Friedman enumerates the opportunities America, its allies and its enemies have ceded to Bin Laden:

  • Political and social progress in the Arab world. Far from spreading democracy, Bush’s wars created only strange bedfellows. Even today, Yemeni president Ali Abdullah Saleh receives little more than a slap on the wrist, because chaos in the center of the jihadist movement would be even more disastrous than a dictatorship. Friedman writes, “Washington basically gave the Arab dictators a free pass to tighten their vise grip on their people — as long as these Arab leaders arrested, interrogated and held the Islamic militants in their societies and eliminated them as a threat to us.”
  • Domestic prosperity. Friedman makes a convincing connection between 9/11 and Bush’s ruinous fiscal policy: “In America, President George W. Bush used the post-9/11 economic dip to push through a second tax cut we could not afford . . . . As such, our nation’s fiscal hole is deeper than ever.”
  • Israeli-Palestinian relations. Friedman notes that “the rise of Bin Laden, which diverted the U.S. from energetically pursuing the peace process, gave the Israeli right a free hand to expand West Bank settlements.”

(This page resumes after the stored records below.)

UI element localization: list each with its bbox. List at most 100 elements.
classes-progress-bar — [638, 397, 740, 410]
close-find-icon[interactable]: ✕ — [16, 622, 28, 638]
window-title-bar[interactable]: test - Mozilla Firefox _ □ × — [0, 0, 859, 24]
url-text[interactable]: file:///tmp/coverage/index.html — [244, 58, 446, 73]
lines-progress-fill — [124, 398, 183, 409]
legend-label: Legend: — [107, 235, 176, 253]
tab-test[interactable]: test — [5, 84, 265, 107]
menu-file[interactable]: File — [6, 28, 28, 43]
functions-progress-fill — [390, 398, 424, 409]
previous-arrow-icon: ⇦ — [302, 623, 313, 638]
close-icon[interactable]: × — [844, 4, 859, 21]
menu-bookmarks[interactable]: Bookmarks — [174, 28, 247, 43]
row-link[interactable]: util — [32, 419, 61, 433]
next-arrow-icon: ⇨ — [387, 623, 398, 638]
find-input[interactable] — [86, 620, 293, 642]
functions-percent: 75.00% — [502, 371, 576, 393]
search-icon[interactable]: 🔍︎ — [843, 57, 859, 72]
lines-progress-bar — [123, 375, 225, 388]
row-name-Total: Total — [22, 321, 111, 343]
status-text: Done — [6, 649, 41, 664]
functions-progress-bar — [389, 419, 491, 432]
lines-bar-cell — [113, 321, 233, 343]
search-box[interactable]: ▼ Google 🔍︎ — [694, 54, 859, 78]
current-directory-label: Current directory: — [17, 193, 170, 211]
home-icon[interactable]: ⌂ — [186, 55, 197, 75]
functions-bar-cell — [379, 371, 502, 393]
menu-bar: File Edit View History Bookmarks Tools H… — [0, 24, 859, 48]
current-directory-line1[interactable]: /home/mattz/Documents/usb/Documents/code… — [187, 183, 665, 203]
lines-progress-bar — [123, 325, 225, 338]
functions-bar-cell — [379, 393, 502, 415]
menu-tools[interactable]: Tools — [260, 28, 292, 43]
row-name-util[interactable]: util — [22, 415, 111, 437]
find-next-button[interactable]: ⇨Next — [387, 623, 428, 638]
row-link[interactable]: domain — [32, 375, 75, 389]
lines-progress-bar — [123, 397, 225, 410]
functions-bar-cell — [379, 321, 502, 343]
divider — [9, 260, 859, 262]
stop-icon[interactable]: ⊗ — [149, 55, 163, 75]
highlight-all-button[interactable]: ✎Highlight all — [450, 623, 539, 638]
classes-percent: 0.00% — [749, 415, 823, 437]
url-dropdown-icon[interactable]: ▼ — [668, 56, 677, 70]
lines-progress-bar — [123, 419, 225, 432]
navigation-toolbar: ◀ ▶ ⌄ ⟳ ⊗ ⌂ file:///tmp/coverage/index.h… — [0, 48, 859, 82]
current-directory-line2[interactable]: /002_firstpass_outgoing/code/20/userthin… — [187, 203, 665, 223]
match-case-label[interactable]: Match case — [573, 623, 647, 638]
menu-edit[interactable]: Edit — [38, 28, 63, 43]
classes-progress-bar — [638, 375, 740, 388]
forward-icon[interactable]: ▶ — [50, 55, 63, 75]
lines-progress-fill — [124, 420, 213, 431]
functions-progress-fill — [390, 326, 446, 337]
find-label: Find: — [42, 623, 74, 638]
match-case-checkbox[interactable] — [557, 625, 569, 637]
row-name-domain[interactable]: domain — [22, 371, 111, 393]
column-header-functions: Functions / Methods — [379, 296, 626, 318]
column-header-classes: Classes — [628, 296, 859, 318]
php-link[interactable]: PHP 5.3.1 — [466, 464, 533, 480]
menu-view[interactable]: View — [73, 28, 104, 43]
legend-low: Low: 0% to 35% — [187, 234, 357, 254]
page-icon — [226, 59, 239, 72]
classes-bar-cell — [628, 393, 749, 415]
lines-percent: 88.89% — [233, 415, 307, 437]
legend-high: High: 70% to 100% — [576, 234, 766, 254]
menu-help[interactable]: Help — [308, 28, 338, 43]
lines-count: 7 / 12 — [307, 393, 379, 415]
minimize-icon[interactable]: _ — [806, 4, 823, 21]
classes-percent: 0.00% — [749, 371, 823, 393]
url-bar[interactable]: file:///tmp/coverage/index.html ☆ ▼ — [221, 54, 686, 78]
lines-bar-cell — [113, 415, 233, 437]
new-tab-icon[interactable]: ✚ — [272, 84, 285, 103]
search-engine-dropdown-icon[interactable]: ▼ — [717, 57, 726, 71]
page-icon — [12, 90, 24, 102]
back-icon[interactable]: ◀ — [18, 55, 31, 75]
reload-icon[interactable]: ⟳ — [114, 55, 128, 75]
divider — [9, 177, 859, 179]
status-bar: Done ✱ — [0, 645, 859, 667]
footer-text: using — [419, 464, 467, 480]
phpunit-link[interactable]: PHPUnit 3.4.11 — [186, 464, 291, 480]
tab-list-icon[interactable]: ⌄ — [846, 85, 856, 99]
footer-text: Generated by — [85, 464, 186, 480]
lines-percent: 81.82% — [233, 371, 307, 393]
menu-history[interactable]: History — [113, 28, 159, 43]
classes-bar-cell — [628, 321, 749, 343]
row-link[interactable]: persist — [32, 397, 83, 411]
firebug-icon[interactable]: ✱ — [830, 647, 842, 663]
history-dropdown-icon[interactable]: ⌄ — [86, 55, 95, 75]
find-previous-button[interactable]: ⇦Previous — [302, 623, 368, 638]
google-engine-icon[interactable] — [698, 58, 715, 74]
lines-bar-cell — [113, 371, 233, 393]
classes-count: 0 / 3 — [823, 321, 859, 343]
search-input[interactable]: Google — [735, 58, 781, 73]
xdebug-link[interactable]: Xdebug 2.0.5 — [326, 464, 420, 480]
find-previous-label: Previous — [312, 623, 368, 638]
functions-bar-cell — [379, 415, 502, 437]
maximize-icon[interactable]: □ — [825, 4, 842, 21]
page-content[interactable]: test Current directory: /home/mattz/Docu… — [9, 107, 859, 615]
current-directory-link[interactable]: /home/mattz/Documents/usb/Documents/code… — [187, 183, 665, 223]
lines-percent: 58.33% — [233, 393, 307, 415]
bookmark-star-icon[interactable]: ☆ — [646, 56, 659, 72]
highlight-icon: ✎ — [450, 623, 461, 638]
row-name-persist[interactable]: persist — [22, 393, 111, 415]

The effects on Europe of the war in Bosnia and Serbia are certainly myriad, and mostly beyond the scope of my knowledge. I realize that the genocidal brutality of Mladic and his ilk have left the former Yugoslavia a tattered mess. But from where I stand in America, my view of the world filtered through the lens of American power and its far-reaching effects, I can’t help but reevaluate my stance on the respective damages done by Mladic and Bin Laden. Friedman calls the past ten years “the Bin Laden decade.” It is in many ways, not just for Eastern Europe but for the entire world, also a lost decade.